Procas s’était réfugié dans la petite maison de l’avenue du Maine. Il passait ses journées derrière les vitres à regarder. Bien qu’il s’efforçât de réagir, de se dominer, il sentait une grande tristesse l’envahir. Le passé, tout le passé, lui revenait à l’esprit. Peut-on s’accoutumer du jour au lendemain à oublier ? Longtemps après qu’une pierre est tombée dans un lac elle laisse encore des traces de sa chute. Une vie qui s’écroule est semblable à cette pierre. Procas fut plus de trois semaines avant de pouvoir reprendre ses travaux. Enfin, un jour, il réinstalla comme il put son laboratoire. Il tira d’une boîte son microscope, un excellent appareil avec revolver porte-objectif, d’un grossissement de deux mille diamètres, et l’installa devant sa fenêtre qui, grâce à un mur blanc, situé juste en face, recevait un éclairage intense et très régulier. Pour ses travaux de nuit (s’il avait jamais le courage de travailler la nuit comme autrefois) il se servirait d’une lampe à albo-carbone de Ranvier. Il monta aussi un autoclave Chamberland avec une petite chaudière cylindrique qui pouvait donner une température de 120 à 125 degrés. Afin de pouvoir maintenir ses « cultures » à une température voulue, favorable à leur développement progressif, il prépara une étuve. C’était une caisse métallique protégée contre les variations de la température extérieure par une enveloppe de feutre et chauffée par un brûleur. Il rangea ensuite sur des tablettes quantité de tubes à essai, de grands flacons d’Erlenmeyer, de matras Pasteur, de boites de Pétri, quelques bistouris, des ciseaux, des pinces, des écarteurs, des seringues de Roux, bref tout l’attirail qui lui était nécessaire pour préparer ses « milieux » de culture, puis il se fit envoyer par le docteur Viardot une provision de peptone, de gélatine et aussi des tubes de gélose, ce produit exotique qui, comme on sait, provient d’une algue de l’Océan Indien, et que l’on nomme agar-agar.

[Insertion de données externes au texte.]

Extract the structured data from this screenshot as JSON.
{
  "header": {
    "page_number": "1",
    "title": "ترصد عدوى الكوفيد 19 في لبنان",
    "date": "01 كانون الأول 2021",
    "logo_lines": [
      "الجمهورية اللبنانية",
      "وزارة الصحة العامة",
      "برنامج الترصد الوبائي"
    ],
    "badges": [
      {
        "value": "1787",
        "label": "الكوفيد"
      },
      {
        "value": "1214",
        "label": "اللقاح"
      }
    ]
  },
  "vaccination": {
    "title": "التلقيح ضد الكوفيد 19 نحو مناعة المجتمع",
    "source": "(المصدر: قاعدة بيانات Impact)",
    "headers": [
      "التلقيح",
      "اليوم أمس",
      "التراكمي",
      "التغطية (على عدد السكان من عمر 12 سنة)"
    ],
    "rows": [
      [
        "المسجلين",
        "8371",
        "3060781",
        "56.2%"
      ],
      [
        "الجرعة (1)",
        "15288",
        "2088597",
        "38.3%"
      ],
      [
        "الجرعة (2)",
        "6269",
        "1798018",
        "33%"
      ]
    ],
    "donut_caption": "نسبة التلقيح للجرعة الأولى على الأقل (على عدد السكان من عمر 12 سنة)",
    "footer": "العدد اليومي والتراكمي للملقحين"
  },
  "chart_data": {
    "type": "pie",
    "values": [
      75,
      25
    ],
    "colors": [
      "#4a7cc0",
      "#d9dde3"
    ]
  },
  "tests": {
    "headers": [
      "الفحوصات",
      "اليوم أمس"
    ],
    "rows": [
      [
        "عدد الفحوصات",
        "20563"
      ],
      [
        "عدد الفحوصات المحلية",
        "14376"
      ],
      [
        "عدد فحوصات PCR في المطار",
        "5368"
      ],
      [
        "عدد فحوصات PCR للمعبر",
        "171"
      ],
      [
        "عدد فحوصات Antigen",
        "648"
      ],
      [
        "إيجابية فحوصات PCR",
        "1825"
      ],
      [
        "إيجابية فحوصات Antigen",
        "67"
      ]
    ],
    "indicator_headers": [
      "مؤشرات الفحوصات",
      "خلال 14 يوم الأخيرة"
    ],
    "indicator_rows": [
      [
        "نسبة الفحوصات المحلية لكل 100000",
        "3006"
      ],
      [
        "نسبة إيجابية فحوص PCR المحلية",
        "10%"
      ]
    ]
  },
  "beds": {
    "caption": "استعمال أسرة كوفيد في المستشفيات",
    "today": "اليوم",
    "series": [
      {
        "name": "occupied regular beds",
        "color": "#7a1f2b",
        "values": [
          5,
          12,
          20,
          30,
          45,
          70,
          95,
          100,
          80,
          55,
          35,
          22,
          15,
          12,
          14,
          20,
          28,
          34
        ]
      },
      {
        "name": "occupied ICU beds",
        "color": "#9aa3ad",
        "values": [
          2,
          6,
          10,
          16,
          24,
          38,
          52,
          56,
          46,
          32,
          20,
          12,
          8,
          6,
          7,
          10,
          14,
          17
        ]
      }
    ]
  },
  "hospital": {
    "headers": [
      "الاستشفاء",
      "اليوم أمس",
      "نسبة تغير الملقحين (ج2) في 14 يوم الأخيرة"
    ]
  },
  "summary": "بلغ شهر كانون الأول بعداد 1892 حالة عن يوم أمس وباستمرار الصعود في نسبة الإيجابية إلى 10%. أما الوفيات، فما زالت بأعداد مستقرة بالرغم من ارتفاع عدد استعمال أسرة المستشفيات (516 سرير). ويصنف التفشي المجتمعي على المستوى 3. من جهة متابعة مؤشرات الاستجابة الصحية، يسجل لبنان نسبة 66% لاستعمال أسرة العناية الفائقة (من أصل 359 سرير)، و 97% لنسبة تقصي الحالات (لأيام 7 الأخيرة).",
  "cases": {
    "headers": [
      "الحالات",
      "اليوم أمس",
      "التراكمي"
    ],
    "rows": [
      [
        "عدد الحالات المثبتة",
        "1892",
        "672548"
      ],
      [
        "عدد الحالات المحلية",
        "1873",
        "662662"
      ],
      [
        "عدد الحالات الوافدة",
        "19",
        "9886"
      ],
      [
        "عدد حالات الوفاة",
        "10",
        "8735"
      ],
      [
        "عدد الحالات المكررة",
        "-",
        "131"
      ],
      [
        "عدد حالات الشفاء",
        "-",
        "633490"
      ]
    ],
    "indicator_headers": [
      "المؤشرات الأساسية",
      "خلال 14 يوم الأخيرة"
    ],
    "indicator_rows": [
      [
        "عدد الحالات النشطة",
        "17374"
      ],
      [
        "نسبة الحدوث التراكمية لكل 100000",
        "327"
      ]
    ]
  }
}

Cependant, il n’avait plus le feu sacré… Ce qui l’avait enthousiasmé autrefois le laissait presque froid aujourd’hui. Il allait et venait dans la pièce, indécis, hésitant à rallumer son autoclave. Quelques lignes découvertes dans un ouvrage allemand l’occupèrent, pendant huit jours, car il s’agissait d’une découverte assez curieuse, mais il retomba bientôt dans son habituelle apathie. Il s’absorbait de plus en plus en sa rêverie. Il songeait à la femme qui avait fait son malheur, et se demandait s’il n’avait pas été coupable envers elle. Il en arrivait même à s’imaginer qu’il avait été un détestable mari, puisqu’il n’avait pas su retenir celle dont il avait voulu faire sa compagne. Peu à peu cette idée se formulait dans son esprit, de plus en plus précise… et il s’accusait d’avoir trop négligé Meg. S’il avait su la comprendre, peut-être que la catastrophe ne se serait pas produite, et qu’il aurait continué de vivre heureux auprès d’elle. Mais il n’avait pas su !… Et c’est pour cela que le chapitre de sa vie s’était arrêté brusquement, sans suite, sans rien ! Il se sentait maintenant un pauvre être impuissant, pitoyable, et par moment l’idée du suicide le hantait. Il y avait sur la cheminée de son laboratoire une petite fiole de cyanure de potassium, et il la regardait souvent, cette fiole. Une fois, il la prit, la déboucha, mais le souvenir de son vieux maître lui revint à l’esprit. Il avait promis de travailler, il ne pouvait manquer à sa parole. Il replaça la fiole et la masqua d’un autre flacon pour ne plus l’avoir continuellement devant les yeux, mais il y songeait souvent, surtout la nuit, quand il ne parvenait pas à s’endormir et sentait de plus en plus s’exaspérer son mal de vivre, avec le lancinement d’une plaie que nul baume ne peut apaiser.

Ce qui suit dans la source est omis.